The trial court's somewhat precipitate application of this general rule to plaintiff's complaint confronts us with procedural and record obstacles to affirmance which almost but not quite obscure the essential rightness of the judgment under review.

The complaint asserts jurisdiction under 28 U.S.C.A. §§ 1331, 1332 and 1337, and 29 U.S.C.A. § 185 and, among other things, alleges in substance as follows: Plaintiff acts as bargaining agent and representative for the employees of the defendant. Two contracts are presently in force and effect, one covering the airline mechanic, plant maintenance, fleet service and ground service employees, and the other covering the stock clerks and lead stock clerks employees, both effective September 29, 1966. For a period of time in excess of one year defendant American has misused and arbitrarily refused to comply with the Act and the contracts between the parties, Article 33(a) of which states:

"(a) It is the intent of the parties to this agreement that the procedures set forth herein shall serve as a means of feasible settlement of all disputes that may arise between them * * *"

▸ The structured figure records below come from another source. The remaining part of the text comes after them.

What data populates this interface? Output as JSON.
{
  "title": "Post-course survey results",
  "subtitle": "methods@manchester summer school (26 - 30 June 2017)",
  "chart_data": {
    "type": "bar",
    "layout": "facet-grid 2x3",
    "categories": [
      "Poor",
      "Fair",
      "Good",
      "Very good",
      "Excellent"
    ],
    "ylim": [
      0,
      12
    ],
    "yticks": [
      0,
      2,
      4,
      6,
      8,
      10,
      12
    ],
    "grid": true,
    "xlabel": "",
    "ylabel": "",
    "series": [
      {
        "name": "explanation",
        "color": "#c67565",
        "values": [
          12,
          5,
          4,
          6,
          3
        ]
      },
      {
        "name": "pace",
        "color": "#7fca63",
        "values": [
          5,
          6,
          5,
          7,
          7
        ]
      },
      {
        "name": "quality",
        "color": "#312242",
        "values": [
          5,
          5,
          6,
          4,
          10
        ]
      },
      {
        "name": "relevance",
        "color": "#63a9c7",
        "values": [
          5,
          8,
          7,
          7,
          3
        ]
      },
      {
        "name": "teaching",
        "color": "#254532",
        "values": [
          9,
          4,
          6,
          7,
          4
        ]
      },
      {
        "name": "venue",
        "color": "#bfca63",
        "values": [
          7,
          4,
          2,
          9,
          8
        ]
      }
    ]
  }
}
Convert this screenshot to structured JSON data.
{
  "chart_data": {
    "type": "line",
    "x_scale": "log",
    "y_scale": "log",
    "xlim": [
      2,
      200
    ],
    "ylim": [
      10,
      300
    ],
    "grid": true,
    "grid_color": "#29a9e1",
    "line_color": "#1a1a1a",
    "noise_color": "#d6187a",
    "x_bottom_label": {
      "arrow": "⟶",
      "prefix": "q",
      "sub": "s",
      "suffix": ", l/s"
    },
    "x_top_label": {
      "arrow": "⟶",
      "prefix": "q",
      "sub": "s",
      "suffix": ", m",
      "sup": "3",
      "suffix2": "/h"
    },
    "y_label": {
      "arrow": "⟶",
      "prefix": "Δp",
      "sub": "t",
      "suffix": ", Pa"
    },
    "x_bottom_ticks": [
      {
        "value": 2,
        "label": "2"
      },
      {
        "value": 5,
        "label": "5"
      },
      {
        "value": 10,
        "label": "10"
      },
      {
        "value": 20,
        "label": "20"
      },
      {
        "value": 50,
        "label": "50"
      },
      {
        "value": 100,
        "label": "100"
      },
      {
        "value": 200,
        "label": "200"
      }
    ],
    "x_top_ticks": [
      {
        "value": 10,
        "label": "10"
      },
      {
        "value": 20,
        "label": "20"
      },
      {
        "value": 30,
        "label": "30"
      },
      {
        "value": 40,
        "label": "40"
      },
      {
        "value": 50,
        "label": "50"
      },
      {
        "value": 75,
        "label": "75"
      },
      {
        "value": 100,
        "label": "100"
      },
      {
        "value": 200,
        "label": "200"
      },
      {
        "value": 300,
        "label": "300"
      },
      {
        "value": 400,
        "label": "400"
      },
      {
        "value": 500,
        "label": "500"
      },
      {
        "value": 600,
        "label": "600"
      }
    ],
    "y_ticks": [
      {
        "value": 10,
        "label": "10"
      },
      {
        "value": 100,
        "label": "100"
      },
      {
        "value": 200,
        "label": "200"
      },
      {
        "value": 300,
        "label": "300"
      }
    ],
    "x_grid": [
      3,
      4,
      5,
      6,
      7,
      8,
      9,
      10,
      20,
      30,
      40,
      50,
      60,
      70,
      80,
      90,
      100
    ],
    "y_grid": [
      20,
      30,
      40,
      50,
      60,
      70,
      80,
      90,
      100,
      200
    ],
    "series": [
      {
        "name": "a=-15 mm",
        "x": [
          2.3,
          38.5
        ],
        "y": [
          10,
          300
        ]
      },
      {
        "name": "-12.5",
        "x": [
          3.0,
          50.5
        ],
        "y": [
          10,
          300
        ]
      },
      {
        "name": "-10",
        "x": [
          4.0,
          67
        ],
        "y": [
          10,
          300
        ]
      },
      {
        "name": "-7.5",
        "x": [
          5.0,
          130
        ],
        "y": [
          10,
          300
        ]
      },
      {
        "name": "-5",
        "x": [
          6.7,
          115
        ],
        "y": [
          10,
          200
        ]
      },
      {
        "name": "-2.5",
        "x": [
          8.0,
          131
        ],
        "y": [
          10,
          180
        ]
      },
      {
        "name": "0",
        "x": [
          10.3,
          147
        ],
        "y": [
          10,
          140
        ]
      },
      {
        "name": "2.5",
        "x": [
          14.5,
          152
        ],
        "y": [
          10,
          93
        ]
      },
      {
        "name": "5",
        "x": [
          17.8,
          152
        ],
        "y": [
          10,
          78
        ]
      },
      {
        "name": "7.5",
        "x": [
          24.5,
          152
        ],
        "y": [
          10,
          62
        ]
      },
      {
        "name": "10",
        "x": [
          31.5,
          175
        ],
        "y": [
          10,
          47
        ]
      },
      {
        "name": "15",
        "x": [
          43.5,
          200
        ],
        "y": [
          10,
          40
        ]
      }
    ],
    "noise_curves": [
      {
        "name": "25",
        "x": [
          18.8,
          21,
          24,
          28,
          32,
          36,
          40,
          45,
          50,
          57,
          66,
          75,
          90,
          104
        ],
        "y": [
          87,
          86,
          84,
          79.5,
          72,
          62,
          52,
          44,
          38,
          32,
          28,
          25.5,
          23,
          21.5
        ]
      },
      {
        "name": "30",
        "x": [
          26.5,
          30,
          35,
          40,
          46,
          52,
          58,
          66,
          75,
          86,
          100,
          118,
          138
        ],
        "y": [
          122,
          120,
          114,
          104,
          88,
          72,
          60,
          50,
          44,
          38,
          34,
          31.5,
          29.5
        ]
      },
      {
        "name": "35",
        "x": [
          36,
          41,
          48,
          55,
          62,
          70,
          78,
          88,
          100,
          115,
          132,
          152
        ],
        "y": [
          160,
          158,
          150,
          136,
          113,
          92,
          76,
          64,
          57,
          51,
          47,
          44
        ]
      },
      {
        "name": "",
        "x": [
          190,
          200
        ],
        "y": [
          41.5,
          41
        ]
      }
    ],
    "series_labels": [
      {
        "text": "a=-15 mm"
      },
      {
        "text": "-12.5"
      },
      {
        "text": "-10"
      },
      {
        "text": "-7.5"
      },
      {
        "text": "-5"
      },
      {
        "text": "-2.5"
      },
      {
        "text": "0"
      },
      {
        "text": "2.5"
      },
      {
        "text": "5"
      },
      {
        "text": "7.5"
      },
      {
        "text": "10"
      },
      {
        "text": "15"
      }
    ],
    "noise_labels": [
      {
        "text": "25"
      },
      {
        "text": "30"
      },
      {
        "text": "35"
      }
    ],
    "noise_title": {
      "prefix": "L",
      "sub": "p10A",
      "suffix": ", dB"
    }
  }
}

American has failed to resolve in good faith grievances presented to the company and has forced an excessive number of grievances to be processed through the System General Board of Adjustment. On or about January 4, 1968, the defendant American issued disciplinary action against more than 3,000 employees at the American Airlines Maintenance Depot in Tulsa, Oklahoma. This disciplinary action was discriminatory, improper and deliberately aimed at rendering the grievance and arbitration procedure a nullity, and was in no way consistent with the improper conduct alleged to have precipitated the disciplinary action. Defendant knew that the System General Board of Adjustment, which processes all grievances to a final conclusion, can only handle approximately 60 cases a year from the maintenance depot in Tulsa. By filing the disciplinary actions in a discriminatory and arbitrary manner, it forced the Union under the Act to file grievances. The company thereby will effectively preclude use of the grievance and arbitration machinery under the Act for a period exceeding six years. The complaint does not set out or further refer to the contract between the parties, but presumably the agreement provides for a resolution of grievances through the System General Board of Adjustment.